By now, you’ve no doubt already heard about—or even seen—the facsimile of CBGB’s bathroom that Andrew Bolton included in the opening gallery of the Met’s Punk: Chaos to Couture exhibition, which opens to the public on Thursday, following tonight’s red-carpet festivities. “CBGB was the heart of punk in New York,” said Bolton at a preview this morning. “Punk was all about shock and provocation, and so to start off an exhibition in the Metropolitan Museum of Art with a toilet—well, I thought was the ultimate punk statement,” the curator told Style.com.
The exhibition juxtaposes original (and contemporary) punk wares by Vivienne Westwood against luxury and haute couture looks from the likes of Dolce & Gabbana (who are featured in the Graffiti room, above), Maison Martin Margiela, Comme des Garçons, Dior Haute Couture by John Galliano, and Gianni Versace (yes, the 1994 safety-pin dress is on display). One might be hard-pressed to differentiate between Vivienne Westwood’s destroyed seventies sweaters and Rodarte’s Fall 2008 knit dress, which are on display side by side. The same gallery boasts Westwood and Malcolm McLaren’s lewd T-shirts (for instance, her famed “Tits” top hangs against a black PVC curtain). “I love that we start off with T-shirts with very obscene political and sexual slogans,” said Bolton. “They’re still shocking thirty-seven years later—in a way, more shocking, because of our political correctness.” Beyond the T-shirts lies a reproduction of McLaren and Westwood’s infamous—and iconic—shop, Seditionaries, which stood at 430 King’s Road. The remainder of the show was divided into DIY categories, like Hardware, Graffiti and Agitprop, Bricolage, and Destroy—and each room was punctuated by a film by Nick Knight.
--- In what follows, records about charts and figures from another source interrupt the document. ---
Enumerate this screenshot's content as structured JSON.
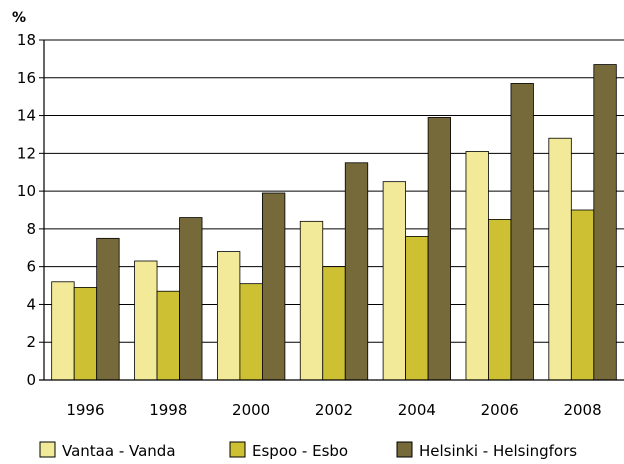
{
  "chart_data": {
    "type": "bar",
    "ylabel": "%",
    "ylim": [
      0,
      18
    ],
    "yticks": [
      0,
      2,
      4,
      6,
      8,
      10,
      12,
      14,
      16,
      18
    ],
    "grid": true,
    "legend_position": "bottom",
    "categories": [
      "1996",
      "1998",
      "2000",
      "2002",
      "2004",
      "2006",
      "2008"
    ],
    "series": [
      {
        "name": "Vantaa - Vanda",
        "color": "#f2ea98",
        "values": [
          5.2,
          6.3,
          6.8,
          8.4,
          10.5,
          12.1,
          12.8
        ]
      },
      {
        "name": "Espoo - Esbo",
        "color": "#cdc033",
        "values": [
          4.9,
          4.7,
          5.1,
          6.0,
          7.6,
          8.5,
          9.0
        ]
      },
      {
        "name": "Helsinki - Helsingfors",
        "color": "#76693a",
        "values": [
          7.5,
          8.6,
          9.9,
          11.5,
          13.9,
          15.7,
          16.7
        ]
      }
    ]
  }
}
“No other subcultural movement has a greater or more enduring influence on how we dress today,” Bolton noted in his opening remarks. Consider, as evidence, the fact that there is a slew of Fall 2013 looks in the show, from such houses as Viktor & Rolf, Saint Laurent, and Gareth Pugh—whose Fall 2013 trash-bag dresses are arranged into a veritable mob in the center of the Bricolage installation.
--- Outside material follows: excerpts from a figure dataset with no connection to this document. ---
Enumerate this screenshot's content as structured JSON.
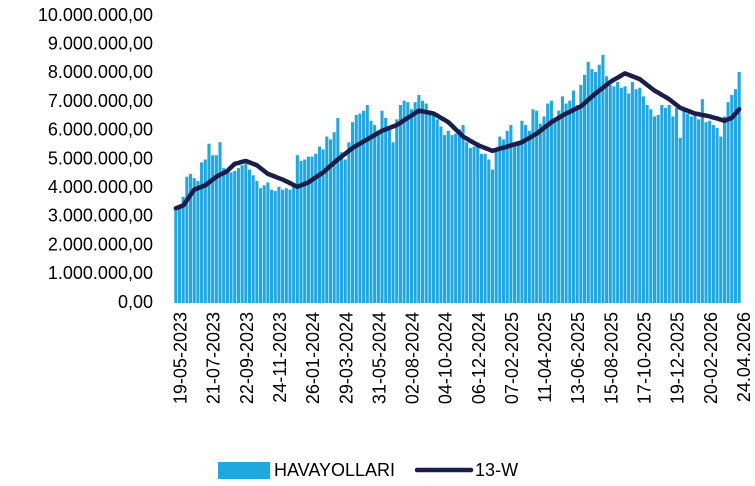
{
  "chart_data": {
    "type": "bar",
    "categories": [
      "19-05-2023",
      null,
      null,
      null,
      null,
      null,
      null,
      null,
      null,
      "21-07-2023",
      null,
      null,
      null,
      null,
      null,
      null,
      null,
      null,
      "22-09-2023",
      null,
      null,
      null,
      null,
      null,
      null,
      null,
      null,
      "24-11-2023",
      null,
      null,
      null,
      null,
      null,
      null,
      null,
      null,
      "26-01-2024",
      null,
      null,
      null,
      null,
      null,
      null,
      null,
      null,
      "29-03-2024",
      null,
      null,
      null,
      null,
      null,
      null,
      null,
      null,
      "31-05-2024",
      null,
      null,
      null,
      null,
      null,
      null,
      null,
      null,
      "02-08-2024",
      null,
      null,
      null,
      null,
      null,
      null,
      null,
      null,
      "04-10-2024",
      null,
      null,
      null,
      null,
      null,
      null,
      null,
      null,
      "06-12-2024",
      null,
      null,
      null,
      null,
      null,
      null,
      null,
      null,
      "07-02-2025",
      null,
      null,
      null,
      null,
      null,
      null,
      null,
      null,
      "11-04-2025",
      null,
      null,
      null,
      null,
      null,
      null,
      null,
      null,
      "13-06-2025",
      null,
      null,
      null,
      null,
      null,
      null,
      null,
      null,
      "15-08-2025",
      null,
      null,
      null,
      null,
      null,
      null,
      null,
      null,
      "17-10-2025",
      null,
      null,
      null,
      null,
      null,
      null,
      null,
      null,
      "19-12-2025",
      null,
      null,
      null,
      null,
      null,
      null,
      null,
      null,
      "20-02-2026",
      null,
      null,
      null,
      null,
      null,
      null,
      null,
      null,
      "24.04.2026"
    ],
    "series": [
      {
        "name": "HAVAYOLLARI",
        "type": "bar",
        "color": "#20a7e0",
        "values": [
          3300000,
          3350000,
          3700000,
          4400000,
          4500000,
          4350000,
          4250000,
          4900000,
          5000000,
          5550000,
          5150000,
          5150000,
          5600000,
          4700000,
          4600000,
          4550000,
          4600000,
          4700000,
          4800000,
          4850000,
          4650000,
          4450000,
          4250000,
          4000000,
          4100000,
          4200000,
          3950000,
          3900000,
          4050000,
          3950000,
          4000000,
          3950000,
          4100000,
          5150000,
          4950000,
          5000000,
          5100000,
          5100000,
          5200000,
          5450000,
          5350000,
          5800000,
          5700000,
          5950000,
          6450000,
          5250000,
          5000000,
          5600000,
          6300000,
          6550000,
          6600000,
          6700000,
          6900000,
          6350000,
          6200000,
          6000000,
          6700000,
          6450000,
          6150000,
          5600000,
          6400000,
          6900000,
          7050000,
          7000000,
          6750000,
          7000000,
          7250000,
          7050000,
          6950000,
          6700000,
          6550000,
          6400000,
          6150000,
          5850000,
          6000000,
          5850000,
          5900000,
          6050000,
          6200000,
          5600000,
          5400000,
          5450000,
          5600000,
          5200000,
          5200000,
          5000000,
          4650000,
          5350000,
          5800000,
          5700000,
          6000000,
          6200000,
          5550000,
          5650000,
          6350000,
          6200000,
          6000000,
          6750000,
          6700000,
          6250000,
          6500000,
          6950000,
          7050000,
          6450000,
          6700000,
          7200000,
          6950000,
          7050000,
          7400000,
          6900000,
          7600000,
          7950000,
          8400000,
          8150000,
          8050000,
          8300000,
          8650000,
          7900000,
          7600000,
          7550000,
          7700000,
          7500000,
          7550000,
          7300000,
          7700000,
          7450000,
          7500000,
          7200000,
          6900000,
          6750000,
          6500000,
          6550000,
          6900000,
          6800000,
          6900000,
          6500000,
          6800000,
          5750000,
          6800000,
          6600000,
          6500000,
          6550000,
          6400000,
          7100000,
          6300000,
          6350000,
          6200000,
          6100000,
          5800000,
          6500000,
          7000000,
          7250000,
          7450000,
          8050000
        ]
      },
      {
        "name": "13-W",
        "type": "line",
        "color": "#1c1e4a",
        "values": [
          3300000,
          3350000,
          3400000,
          3580000,
          3770000,
          3950000,
          4000000,
          4050000,
          4100000,
          4200000,
          4300000,
          4400000,
          4470000,
          4530000,
          4600000,
          4730000,
          4850000,
          4880000,
          4920000,
          4950000,
          4900000,
          4850000,
          4800000,
          4700000,
          4600000,
          4500000,
          4450000,
          4400000,
          4350000,
          4300000,
          4240000,
          4180000,
          4110000,
          4050000,
          4100000,
          4150000,
          4200000,
          4290000,
          4380000,
          4460000,
          4550000,
          4660000,
          4780000,
          4890000,
          5000000,
          5100000,
          5200000,
          5300000,
          5400000,
          5480000,
          5550000,
          5630000,
          5700000,
          5780000,
          5850000,
          5930000,
          6000000,
          6050000,
          6100000,
          6150000,
          6200000,
          6280000,
          6370000,
          6450000,
          6530000,
          6620000,
          6700000,
          6680000,
          6650000,
          6630000,
          6600000,
          6530000,
          6450000,
          6380000,
          6300000,
          6180000,
          6050000,
          5930000,
          5800000,
          5730000,
          5650000,
          5580000,
          5500000,
          5450000,
          5400000,
          5350000,
          5300000,
          5340000,
          5380000,
          5410000,
          5450000,
          5490000,
          5530000,
          5560000,
          5600000,
          5680000,
          5750000,
          5830000,
          5900000,
          6000000,
          6100000,
          6200000,
          6300000,
          6380000,
          6450000,
          6530000,
          6600000,
          6660000,
          6730000,
          6790000,
          6850000,
          6960000,
          7080000,
          7190000,
          7300000,
          7400000,
          7500000,
          7600000,
          7700000,
          7780000,
          7850000,
          7930000,
          8000000,
          7950000,
          7900000,
          7850000,
          7800000,
          7700000,
          7600000,
          7500000,
          7400000,
          7330000,
          7250000,
          7180000,
          7100000,
          7000000,
          6900000,
          6800000,
          6750000,
          6700000,
          6650000,
          6600000,
          6580000,
          6550000,
          6530000,
          6500000,
          6460000,
          6430000,
          6390000,
          6350000,
          6400000,
          6450000,
          6600000,
          6750000
        ]
      }
    ],
    "ylim": [
      0,
      10000000
    ],
    "yticks": [
      {
        "value": 0,
        "label": "0,00"
      },
      {
        "value": 1000000,
        "label": "1.000.000,00"
      },
      {
        "value": 2000000,
        "label": "2.000.000,00"
      },
      {
        "value": 3000000,
        "label": "3.000.000,00"
      },
      {
        "value": 4000000,
        "label": "4.000.000,00"
      },
      {
        "value": 5000000,
        "label": "5.000.000,00"
      },
      {
        "value": 6000000,
        "label": "6.000.000,00"
      },
      {
        "value": 7000000,
        "label": "7.000.000,00"
      },
      {
        "value": 8000000,
        "label": "8.000.000,00"
      },
      {
        "value": 9000000,
        "label": "9.000.000,00"
      },
      {
        "value": 10000000,
        "label": "10.000.000,00"
      }
    ],
    "grid": false,
    "legend": "bottom"
  }
}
Bolton made sure to steer away from clichés—for instance, he noted that hairstylist Guido Paulo, who created the spiky Technicolor mops that topped each mannequin’s head, avoided Mohawks, and instead pulled inspiration from Richard Hell’s signature ’do.
“I wanted to present punk in a respectful, and even reverential, manner,” said Bolton. That’s already earning the show some mixed reviews. And of course, there are those who protest discussing punk in a high-fashion context—or, for that matter, paying couture prices for a punk-tinged look. “I think that’s completely punk,” said Bolton in response. “People seem to forget that punk really was a commercial movement. Malcolm McLaren and Vivienne Westwood, in a way, created what we know as the punk look. And they commodified it,” he explained.
As for why consumers and designers, from Karl Lagerfeld to Met Ball host Riccardo Tisci of Givenchy, are still drawn to the seventies subculture, Bolton offers, “Punk endures today because it reflects our longing for a time when originality and creativity were celebrated, a time when fashion was provocative and confrontational. And, above all, a time when fashion championed the individual and self-expression.”
Punk: Chaos to Couture opens at the Metropolitan Museum of Art this Thursday, May 9.